El color rojo, asociado a la energía, la alegría, la pasión, el calor e incluso al peligro, es un desafío cuando se quiere utilizar en la decoración de una casa.



El rojo es el color más estimulante del espectro; el símbolo del peligro y el fuego, de la sangre y la revolución; el color que más atrae la atención de todos, que se utiliza para pintar las señales de stop y los signos de advertencia.


El rojo ha sido visto de distintas maneras por las distintas culturas, a través de los siglos. Para los chi­nos representaba suerte y felicidad, aunque más re­cientemente revolución y disciplina. Para los indios americanos simbolizaba el desierto y el desastre; en el antiguo Egipto era el color del dios del sol, Ra, mientras que en las mitologías griega y romana se asociaba con los dioses de la cosecha. Es también el color de la lujuria, aunque en la tradición del Japón las novias visten este color de tan variadas interpreta­ciones.




Pintura de color rojo en la decoracion


El rojo es el color más caliente de los colores cálidos de la rueda de color, y sus inmediatos, el rojo anaranjado y el rojo violeta, son también calientes. Cuando éstos se utilizan junto con el rojo pueden crear un contraste desagradable, así que piénsalo dos veces antes de ponerlos como base de cualquier esquema decorativo.
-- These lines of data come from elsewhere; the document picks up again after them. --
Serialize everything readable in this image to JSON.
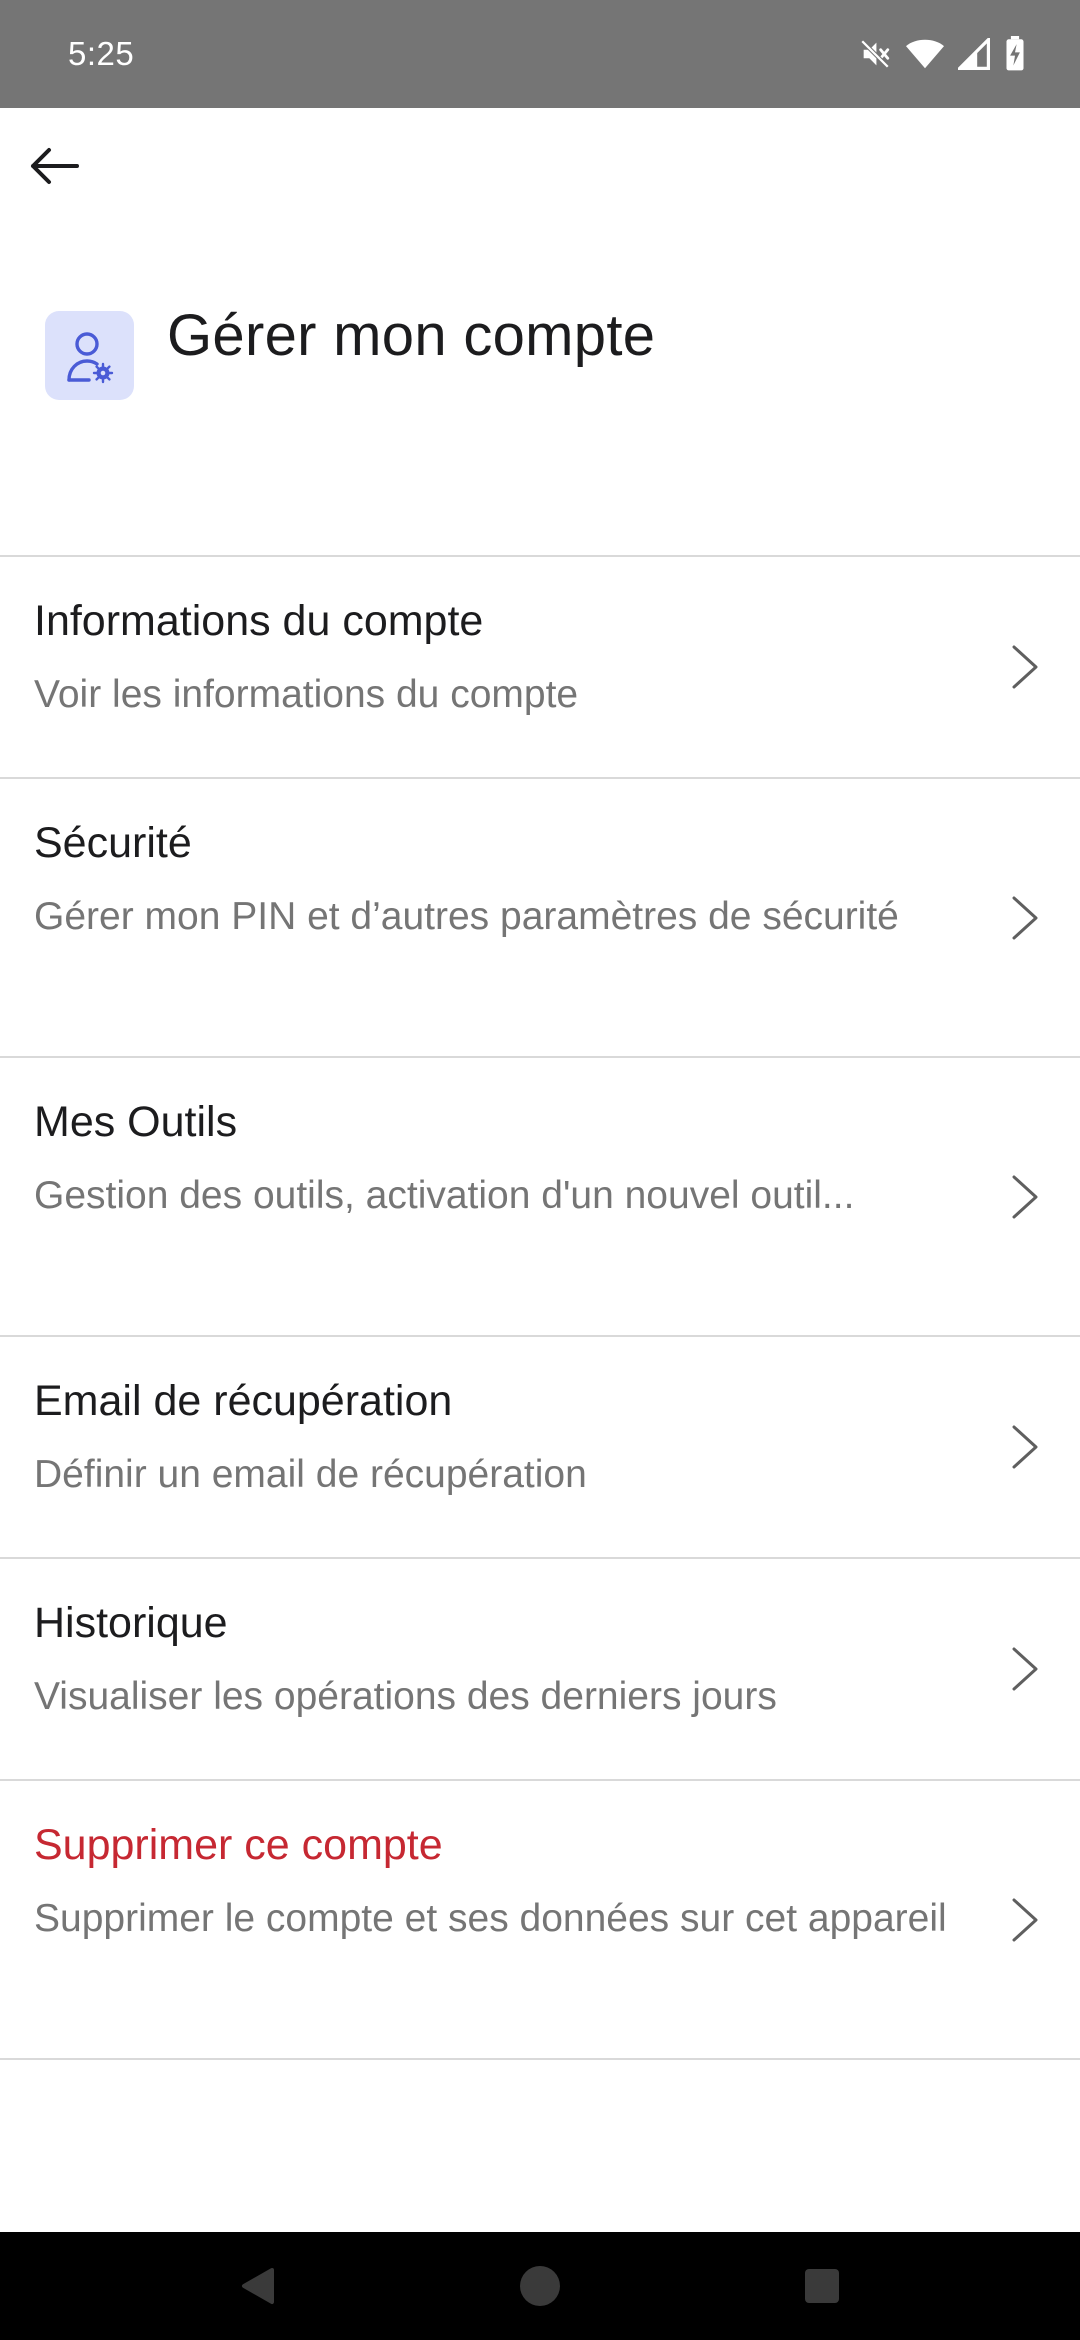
{
  "status_bar": {
    "time": "5:25",
    "icons": [
      "mute-icon",
      "wifi-icon",
      "signal-icon",
      "battery-icon"
    ]
  },
  "app_bar": {
    "back_icon": "arrow-left-icon"
  },
  "header": {
    "icon": "user-settings-icon",
    "title": "Gérer mon compte",
    "accent_color": "#4a5bd6",
    "icon_bg_color": "#dce1fb"
  },
  "menu": {
    "items": [
      {
        "title": "Informations du compte",
        "subtitle": "Voir les informations du compte"
      },
      {
        "title": "Sécurité",
        "subtitle": "Gérer mon PIN et d’autres paramètres de sécurité"
      },
      {
        "title": "Mes Outils",
        "subtitle": "Gestion des outils, activation d'un nouvel outil..."
      },
      {
        "title": "Email de récupération",
        "subtitle": "Définir un email de récupération"
      },
      {
        "title": "Historique",
        "subtitle": "Visualiser les opérations des derniers jours"
      },
      {
        "title": "Supprimer ce compte",
        "subtitle": "Supprimer le compte et ses données sur cet appareil",
        "color": "#c62832"
      }
    ]
  },
  "nav_bar": {
    "icons": [
      "back-triangle-icon",
      "home-circle-icon",
      "recents-square-icon"
    ]
  }
}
Evita emplear demasiado rojo en la cocina, especialmente en la de aquellas personas que quieren mantenerse delgadas, porque es un inductor del apetito. Si quieres crear un ambiente acogedor, utiliza un amarillo cálido junto con un rojo suave.


En habitaciones largas y estrechas, pinta o em­papela las paredes estrechas de los extremos con un rojo intenso, aunque no demasiado vivo; o uti­liza ese color para la decoración de una ventana que vaya de arriba abajo o de lado a lado en la pa­red. Elige un color en contraste para las otras paredes: un gris o un verde neutro y frío. Un suelo con un tratamiento atrevido ayuda bastante: bal­dosas en dos tonos contrastados, un suelo ajedrezado o unas rayas cruzadas, dan sensación de más amplitud.


Trucos decorativos:

Haz que una habitación poco confortable se vuelva acogedora con rojo cereza: en esta habitación se crea un ambiente acogedor porque los dos colores, el rojo de las paredes y el dorado del techo, parecen acercarse. El color crema de la cornisa y de la chimenea iluminan y dan definición al conjunto.


Colores reflejados:

El rojo en un cuarto de baño se refleja en la piel, y da una imagen en el espejo más sonrosada; cuidado con las impresiones falsas. Sin embargo, es un color esencialmente cálido, por lo que combina bien en un baño amplio con el color azul, en contraste, de las baldosas de la ducha, que proporcionan el toque de color frío necesario.